Den of Thieves opens on a night scene as we track an armoured truck making its way along a Los Angeles highway. The accompanying opening credits tell us that LA is the bank robbery capital of the world, with a robbery occurring every 48 minutes.

Just as we are fed this nugget of information, the truck pulls up outside a doughnut shop, only to be hit by a gang of men in black body armour, their faces covered with masks.

Four dead bodies and multiple injuries later, the armoured truck is driven away by the perpetrators.  And yet, the truck is empty – and they know it. This is obviously part of some nefarious plan.

On the trail of these badass bank robbers is a team of worse-ass cops led by Detective Nick O’Brien (Gerard Butler) who, when trying to anticipate the gang’s next move, finds himself in a battle of wits with the gang leader Ray Merriman (Pablo Schreiber).

A predictable, loophole-filled plot and cardboard characters

With its ‘gritty’ LA setting and clash between its cop and robber protagonist, it does not need much of a leap of the imagination to see that Den of Thieves is an obvious homage (not to say rip-off) of director Michael Mann’s seminal 1995 heist movie Heat, starring Al Pacino and Robert de Niro. But this is a tepid, timid imitation, with a predictable, loophole-filled plot, and cardboard characters.

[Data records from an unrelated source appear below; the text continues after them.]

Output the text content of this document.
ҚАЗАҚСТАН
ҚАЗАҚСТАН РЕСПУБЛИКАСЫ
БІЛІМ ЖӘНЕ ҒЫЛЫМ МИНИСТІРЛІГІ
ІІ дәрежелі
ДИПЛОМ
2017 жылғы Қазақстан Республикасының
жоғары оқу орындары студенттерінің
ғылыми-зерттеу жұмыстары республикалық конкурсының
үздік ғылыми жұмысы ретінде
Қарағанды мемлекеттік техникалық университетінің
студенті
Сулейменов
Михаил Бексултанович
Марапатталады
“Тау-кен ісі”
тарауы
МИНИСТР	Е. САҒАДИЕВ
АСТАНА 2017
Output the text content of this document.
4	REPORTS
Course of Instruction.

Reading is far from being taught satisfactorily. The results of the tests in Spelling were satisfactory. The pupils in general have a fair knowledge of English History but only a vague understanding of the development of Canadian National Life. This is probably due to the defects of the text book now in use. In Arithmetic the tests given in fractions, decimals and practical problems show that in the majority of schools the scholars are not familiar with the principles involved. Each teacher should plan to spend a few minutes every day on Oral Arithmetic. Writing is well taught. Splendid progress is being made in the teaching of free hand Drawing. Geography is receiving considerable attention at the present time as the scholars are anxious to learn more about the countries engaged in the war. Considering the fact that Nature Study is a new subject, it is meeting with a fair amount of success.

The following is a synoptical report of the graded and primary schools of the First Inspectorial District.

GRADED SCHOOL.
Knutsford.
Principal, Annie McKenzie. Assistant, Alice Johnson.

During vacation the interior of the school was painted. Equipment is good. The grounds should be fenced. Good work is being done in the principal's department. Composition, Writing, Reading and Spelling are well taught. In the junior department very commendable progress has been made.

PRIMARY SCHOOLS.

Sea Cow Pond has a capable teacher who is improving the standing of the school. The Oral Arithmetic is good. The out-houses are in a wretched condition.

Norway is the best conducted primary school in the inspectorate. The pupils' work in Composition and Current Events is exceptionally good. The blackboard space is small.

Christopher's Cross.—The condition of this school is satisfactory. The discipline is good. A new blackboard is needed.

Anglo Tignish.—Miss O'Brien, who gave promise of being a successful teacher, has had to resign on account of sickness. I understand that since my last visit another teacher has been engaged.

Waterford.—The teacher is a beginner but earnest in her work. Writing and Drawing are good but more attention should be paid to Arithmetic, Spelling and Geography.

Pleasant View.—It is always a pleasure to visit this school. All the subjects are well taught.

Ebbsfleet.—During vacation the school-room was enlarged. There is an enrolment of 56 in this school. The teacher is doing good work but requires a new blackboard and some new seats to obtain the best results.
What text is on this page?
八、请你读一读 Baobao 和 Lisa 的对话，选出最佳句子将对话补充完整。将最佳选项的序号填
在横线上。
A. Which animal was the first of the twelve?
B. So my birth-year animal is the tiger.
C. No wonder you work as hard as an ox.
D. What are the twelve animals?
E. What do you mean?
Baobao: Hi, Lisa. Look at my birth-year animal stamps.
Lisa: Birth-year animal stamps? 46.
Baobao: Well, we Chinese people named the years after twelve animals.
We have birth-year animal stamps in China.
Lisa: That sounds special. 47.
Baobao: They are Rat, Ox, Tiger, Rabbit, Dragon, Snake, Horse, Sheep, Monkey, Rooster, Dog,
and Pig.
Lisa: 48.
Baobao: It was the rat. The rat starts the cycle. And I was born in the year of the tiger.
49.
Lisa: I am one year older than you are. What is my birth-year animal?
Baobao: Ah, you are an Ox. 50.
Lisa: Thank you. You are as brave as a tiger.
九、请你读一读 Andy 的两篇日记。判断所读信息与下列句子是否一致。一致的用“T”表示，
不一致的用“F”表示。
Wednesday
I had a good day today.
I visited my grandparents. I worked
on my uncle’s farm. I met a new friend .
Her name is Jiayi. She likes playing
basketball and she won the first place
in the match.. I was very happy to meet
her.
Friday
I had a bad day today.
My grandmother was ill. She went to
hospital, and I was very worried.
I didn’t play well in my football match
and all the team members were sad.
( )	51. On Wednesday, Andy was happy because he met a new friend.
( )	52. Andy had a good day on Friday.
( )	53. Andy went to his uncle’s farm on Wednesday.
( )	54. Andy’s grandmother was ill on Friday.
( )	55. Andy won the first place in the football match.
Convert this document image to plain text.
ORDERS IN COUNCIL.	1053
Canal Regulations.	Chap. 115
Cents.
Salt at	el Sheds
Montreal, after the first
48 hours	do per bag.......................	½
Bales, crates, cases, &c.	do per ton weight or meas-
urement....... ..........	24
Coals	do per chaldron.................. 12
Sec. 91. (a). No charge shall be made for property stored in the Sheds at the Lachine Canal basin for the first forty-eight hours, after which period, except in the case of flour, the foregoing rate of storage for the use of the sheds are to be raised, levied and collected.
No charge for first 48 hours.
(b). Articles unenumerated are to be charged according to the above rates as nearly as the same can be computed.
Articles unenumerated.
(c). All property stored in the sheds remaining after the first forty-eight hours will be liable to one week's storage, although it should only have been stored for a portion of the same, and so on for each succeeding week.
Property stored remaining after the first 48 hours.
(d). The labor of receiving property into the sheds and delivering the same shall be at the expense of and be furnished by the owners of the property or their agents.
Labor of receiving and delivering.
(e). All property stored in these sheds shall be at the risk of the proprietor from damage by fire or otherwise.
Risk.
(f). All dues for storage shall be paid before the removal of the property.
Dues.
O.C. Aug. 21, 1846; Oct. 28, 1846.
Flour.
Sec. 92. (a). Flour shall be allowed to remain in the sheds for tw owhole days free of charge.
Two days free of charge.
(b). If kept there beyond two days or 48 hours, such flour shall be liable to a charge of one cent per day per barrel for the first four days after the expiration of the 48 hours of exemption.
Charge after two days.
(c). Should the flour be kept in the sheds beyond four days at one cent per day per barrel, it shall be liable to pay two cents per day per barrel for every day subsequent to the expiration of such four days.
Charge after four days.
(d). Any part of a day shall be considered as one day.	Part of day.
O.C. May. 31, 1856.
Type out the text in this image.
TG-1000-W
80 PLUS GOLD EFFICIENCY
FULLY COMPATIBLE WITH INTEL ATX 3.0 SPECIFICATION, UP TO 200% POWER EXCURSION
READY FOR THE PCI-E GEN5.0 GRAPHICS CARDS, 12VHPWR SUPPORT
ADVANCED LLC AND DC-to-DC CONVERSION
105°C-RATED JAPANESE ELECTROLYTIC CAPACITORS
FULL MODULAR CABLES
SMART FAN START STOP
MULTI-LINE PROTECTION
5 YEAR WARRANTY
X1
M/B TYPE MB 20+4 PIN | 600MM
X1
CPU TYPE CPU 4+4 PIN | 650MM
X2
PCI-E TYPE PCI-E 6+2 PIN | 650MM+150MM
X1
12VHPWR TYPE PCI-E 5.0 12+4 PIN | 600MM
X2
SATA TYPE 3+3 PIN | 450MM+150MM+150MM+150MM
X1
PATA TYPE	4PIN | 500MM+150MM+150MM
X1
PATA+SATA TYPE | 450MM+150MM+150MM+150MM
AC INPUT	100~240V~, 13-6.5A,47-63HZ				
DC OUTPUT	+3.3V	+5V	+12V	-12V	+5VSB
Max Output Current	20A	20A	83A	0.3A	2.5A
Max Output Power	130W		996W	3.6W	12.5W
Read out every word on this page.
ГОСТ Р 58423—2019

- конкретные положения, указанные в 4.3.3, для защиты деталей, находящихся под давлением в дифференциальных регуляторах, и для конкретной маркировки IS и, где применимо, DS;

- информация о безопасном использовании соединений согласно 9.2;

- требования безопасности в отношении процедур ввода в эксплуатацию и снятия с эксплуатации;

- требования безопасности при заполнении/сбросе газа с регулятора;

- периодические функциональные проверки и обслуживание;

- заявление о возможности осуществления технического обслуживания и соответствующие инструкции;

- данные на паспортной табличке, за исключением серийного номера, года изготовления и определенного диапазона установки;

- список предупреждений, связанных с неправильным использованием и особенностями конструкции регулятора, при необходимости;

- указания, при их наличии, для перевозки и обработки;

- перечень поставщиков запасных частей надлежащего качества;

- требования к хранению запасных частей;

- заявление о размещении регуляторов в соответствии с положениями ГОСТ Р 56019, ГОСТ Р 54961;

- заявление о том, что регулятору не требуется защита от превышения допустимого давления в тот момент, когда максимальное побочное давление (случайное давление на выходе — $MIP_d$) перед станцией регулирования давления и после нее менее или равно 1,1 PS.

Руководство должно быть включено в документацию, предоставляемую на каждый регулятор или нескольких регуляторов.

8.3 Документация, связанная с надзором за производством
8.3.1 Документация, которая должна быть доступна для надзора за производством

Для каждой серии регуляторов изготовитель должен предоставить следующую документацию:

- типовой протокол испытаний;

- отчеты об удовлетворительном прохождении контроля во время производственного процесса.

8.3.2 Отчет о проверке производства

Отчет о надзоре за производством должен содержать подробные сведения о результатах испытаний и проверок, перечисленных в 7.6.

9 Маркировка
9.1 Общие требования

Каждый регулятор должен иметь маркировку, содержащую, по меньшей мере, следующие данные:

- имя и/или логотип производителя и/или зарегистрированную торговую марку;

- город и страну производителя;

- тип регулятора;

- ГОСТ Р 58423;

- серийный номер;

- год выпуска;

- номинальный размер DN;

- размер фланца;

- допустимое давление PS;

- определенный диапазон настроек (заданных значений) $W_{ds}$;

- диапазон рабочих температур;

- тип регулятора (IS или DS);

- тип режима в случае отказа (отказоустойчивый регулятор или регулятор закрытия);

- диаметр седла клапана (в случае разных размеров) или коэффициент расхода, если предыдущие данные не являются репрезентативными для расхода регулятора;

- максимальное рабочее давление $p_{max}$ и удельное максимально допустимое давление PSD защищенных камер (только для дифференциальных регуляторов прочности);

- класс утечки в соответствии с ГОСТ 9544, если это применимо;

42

The script by Christian Gudegast, who also makes his directorial debut here, builds the plot on a series of contrivances that require a gargantuan suspension of disbelief – from the moment O’Brien figures out who the gang members are after barely five minutes of investigation; to his and his team’s illegal interrogation of one of the suspects in the middle of a drink-and-hooker fuelled party; to the final twist, which is much less mind-boggling than it is yawn-inducing.

The turgid dialogue is made up of a litany of tough-guy clichés and some downright clunkers – “you’re not the bad guys, we are,” growls O’Brien to the aforementioned suspect at one point.

The characters are laughingly one-dimensional, with not a single redeeming feature among them, on either side of the law. The script goes out of its way to paint them as a bunch of tough guys, all swagger and attitude, muscular and tattooed.

The robbers are depicted as little more than cold-blooded killers, and the cops are only marginally less amoral with their penchant for kidnapping suspects and beating them up. “It would be easier to kill you, less paperwork,” says O’Brien at one point, and the film would have you believe this is plausible, for no one is around to supervise their behaviour.

They are characters who are so obnoxious it is impossible to really engage with them or, ultimately, care. The puny attempts to humanise them are either unintentionally funny (O’Brien in tears because he can’t see his daughters, after his wife (Dawn Olivieri, doing what she can with the wife-of-a-cheating-cop role) leaves him; or downright disturbing – as in a scene where Merrimen’s right-hand man Enson Levoux (Curtis ‘50 cent’ Jackson) meets his daughter’s boyfriend and subjects him to a pretty uncomfortable tête-à-tête.

It is yet another toneless role from Butler, who seems to make a habit of taking on these flat, touch-guy, square-jawed characters with little depth or complexity. Schreiber and the rest of the cast fare just as badly while, apart from O’Brien’s wife, the women are strippers or hookers.

The action is just what you’d expect from this sort of film – with endless gunfights and the exchange of thousands of bullets leaving many bodies in their wake.